Presse
Communiqué de presse 04.02.2026

Un exercice de protection de la population plutôt qu’un simple test des sirènes, la Suisse doit simuler l’état d’urgence.

Le test national annuel des sirènes permet de vérifier si les systèmes d’alarme fonctionnent en cas d’urgence. Cependant, ce test est insuffisant : la population ne doit pas seulement entendre les sirènes, mais aussi savoir concrètement quoi faire dans différentes situations de crise. Les Jeunes Libéraux-Radicaux demandent donc de transformer un futur test des sirènes en un exercice de protection de la population à l’échelle nationale.

L’insouciance appartient au passé : exigence de 2 % du PIB pour l’armée

La situation sécuritaire en Europe est sous une pression massive. Le gouvernement américain laisse planer de plus en plus de doutes quant à son soutien militaire à l’Europe en cas d’urgence. C’est d’autant plus grave que l’Europe, et en son cœur la Suisse, a négligé pendant des années de mettre en place une infrastructure de sécurité suffisante. Au vu de la situation politico-sécuritaire, la Suisse doit changer radicalement de braquet : premièrement, il faut des dépenses supplémentaires substantielles pour la sécurité, à savoir au moins 2 % du PIB d’ici 2030. Deuxièmement, la population doit s’exercer concrètement au cas de guerre, malheureusement de plus en plus probable.

S’exercer avant qu’il ne soit trop tard : un exercice de protection de la population est nécessaire

C’est un fait : l’infrastructure de protection existante en Suisse, avec ses abris privés et publics, constitue le pilier central de la protection de la population contre les effets d’un conflit armé. Cependant, il existe déjà des lacunes considérables au niveau conceptuel, notamment dans le domaine des évacuations à grande échelle. En amont d’un exercice de protection de la population, les activités de planification pour la préparation aux situations de crise doivent donc être intensifiées. Cela vaut d’autant plus que le Conseil fédéral doit lui-même constater qu’il « subsiste des lacunes de planification, par exemple pour l’évacuation d’institutions particulières ou en cas de conflit armé ».
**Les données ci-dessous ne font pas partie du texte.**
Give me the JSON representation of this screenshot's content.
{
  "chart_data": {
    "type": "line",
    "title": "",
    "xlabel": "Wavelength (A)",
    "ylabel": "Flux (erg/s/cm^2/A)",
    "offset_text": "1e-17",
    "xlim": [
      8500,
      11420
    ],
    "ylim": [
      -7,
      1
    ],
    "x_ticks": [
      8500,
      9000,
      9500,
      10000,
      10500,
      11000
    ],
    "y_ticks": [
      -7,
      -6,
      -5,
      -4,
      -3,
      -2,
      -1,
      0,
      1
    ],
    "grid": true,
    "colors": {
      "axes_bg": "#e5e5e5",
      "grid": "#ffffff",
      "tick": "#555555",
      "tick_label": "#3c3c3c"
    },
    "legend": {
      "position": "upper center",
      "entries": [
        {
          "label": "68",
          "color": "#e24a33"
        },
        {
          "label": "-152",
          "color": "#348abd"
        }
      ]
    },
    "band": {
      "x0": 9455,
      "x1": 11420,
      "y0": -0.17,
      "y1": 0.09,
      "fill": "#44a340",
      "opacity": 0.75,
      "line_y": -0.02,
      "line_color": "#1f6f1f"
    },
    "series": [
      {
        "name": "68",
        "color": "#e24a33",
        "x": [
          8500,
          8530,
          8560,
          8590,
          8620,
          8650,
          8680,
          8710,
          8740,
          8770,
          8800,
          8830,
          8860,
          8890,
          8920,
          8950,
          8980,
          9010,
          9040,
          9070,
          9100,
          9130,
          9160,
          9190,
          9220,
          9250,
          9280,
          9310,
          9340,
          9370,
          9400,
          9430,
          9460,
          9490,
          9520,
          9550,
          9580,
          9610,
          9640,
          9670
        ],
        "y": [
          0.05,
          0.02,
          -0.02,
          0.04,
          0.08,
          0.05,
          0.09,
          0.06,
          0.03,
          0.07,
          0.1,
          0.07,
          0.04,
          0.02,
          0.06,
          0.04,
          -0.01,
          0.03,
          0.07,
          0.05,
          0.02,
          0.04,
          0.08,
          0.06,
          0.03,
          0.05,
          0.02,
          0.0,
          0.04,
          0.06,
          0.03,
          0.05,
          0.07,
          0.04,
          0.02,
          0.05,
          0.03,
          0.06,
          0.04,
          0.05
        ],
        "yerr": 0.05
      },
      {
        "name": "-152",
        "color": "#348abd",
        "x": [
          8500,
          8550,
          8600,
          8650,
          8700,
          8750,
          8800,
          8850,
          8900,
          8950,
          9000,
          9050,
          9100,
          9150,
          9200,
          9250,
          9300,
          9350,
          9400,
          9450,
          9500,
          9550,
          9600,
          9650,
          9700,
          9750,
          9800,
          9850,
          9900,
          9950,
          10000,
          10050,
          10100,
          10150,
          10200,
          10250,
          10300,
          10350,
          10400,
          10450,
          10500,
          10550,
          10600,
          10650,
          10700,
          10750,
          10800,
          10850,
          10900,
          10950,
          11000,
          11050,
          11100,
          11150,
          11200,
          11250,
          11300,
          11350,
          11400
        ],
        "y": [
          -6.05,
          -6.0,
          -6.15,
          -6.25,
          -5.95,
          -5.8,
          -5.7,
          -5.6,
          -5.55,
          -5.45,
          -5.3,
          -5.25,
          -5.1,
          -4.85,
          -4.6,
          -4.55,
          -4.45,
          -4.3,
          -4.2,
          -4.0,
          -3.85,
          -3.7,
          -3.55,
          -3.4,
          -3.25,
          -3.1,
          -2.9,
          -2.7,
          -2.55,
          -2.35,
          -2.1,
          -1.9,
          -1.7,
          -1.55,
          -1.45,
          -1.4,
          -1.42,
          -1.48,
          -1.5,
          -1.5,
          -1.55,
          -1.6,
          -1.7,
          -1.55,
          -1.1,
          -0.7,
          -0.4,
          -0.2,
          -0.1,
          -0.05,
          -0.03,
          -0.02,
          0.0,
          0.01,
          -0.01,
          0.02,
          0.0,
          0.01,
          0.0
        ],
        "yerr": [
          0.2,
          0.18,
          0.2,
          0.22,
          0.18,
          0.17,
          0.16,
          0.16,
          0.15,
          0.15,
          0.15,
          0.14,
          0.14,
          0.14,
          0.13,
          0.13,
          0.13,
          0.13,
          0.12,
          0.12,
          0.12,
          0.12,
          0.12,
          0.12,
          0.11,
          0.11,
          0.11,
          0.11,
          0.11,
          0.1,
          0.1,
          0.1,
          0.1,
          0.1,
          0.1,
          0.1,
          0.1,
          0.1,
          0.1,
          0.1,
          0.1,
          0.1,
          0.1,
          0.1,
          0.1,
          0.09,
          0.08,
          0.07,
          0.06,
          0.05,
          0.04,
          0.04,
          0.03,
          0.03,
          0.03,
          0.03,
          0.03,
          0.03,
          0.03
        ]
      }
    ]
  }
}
Outre le niveau conceptuel, une mise en œuvre sans faille est décisive et doit être exercée en conséquence. Jonas Lüthy, Président des Jeunes Libéraux-Radicaux Suisse, déclare : « Nous devons regarder la réalité en face, le risque d’un conflit armé a considérablement augmenté. Pour garantir la sécurité de la population en cas d’urgence, les scénarios d’évacuation doivent être planifiés et exercés de manière intensive. Un exercice de protection de la population coordonné et à grande échelle apporterait une réelle plus-value pour l’efficacité dans des cas de crise tels qu’un conflit armé ». Jonas Lüthy poursuit : « Il est inacceptable que les abris existants ne suffisent plus à protéger la population en cas de conflit armé. Le monde politique doit agir et mettre en place d’autres installations de protection. »

Protéger ce qui compte : la protection civile doit être réformée

Un regard sur les conflits modernes montre la fonction importante de la protection civile (PC) dans le contexte d’affrontements militaires. Or, la protection civile suisse est actuellement mal préparée à de telles situations. Outre les déficits au niveau des effectifs ainsi que des ressources financières et matérielles, l’orientation fondamentale de la protection civile est erronée. En de nombreux endroits, elle sert principalement d’organisation d’aide pour des manifestations sportives ou d’autres « interventions en faveur de la collectivité » au lieu de former une organisation de crise résiliente. Il faut corriger cet état de fait. La protection civile doit évoluer pour devenir une organisation de crise percutante et opérationnelle.

Se préparer tant que nous le pouvons : la Suisse doit devenir résistante aux crises

Pendant ce temps, la volonté politique manque pour accorder la priorité nécessaire à la sécurité de la population suisse. Cela doit changer. L’époque du minimalisme en matière de politique de sécurité est révolue. Nous devons nous préparer pour que la Suisse tienne bon le moment venu. Continuer comme avant ne doit pas être une option.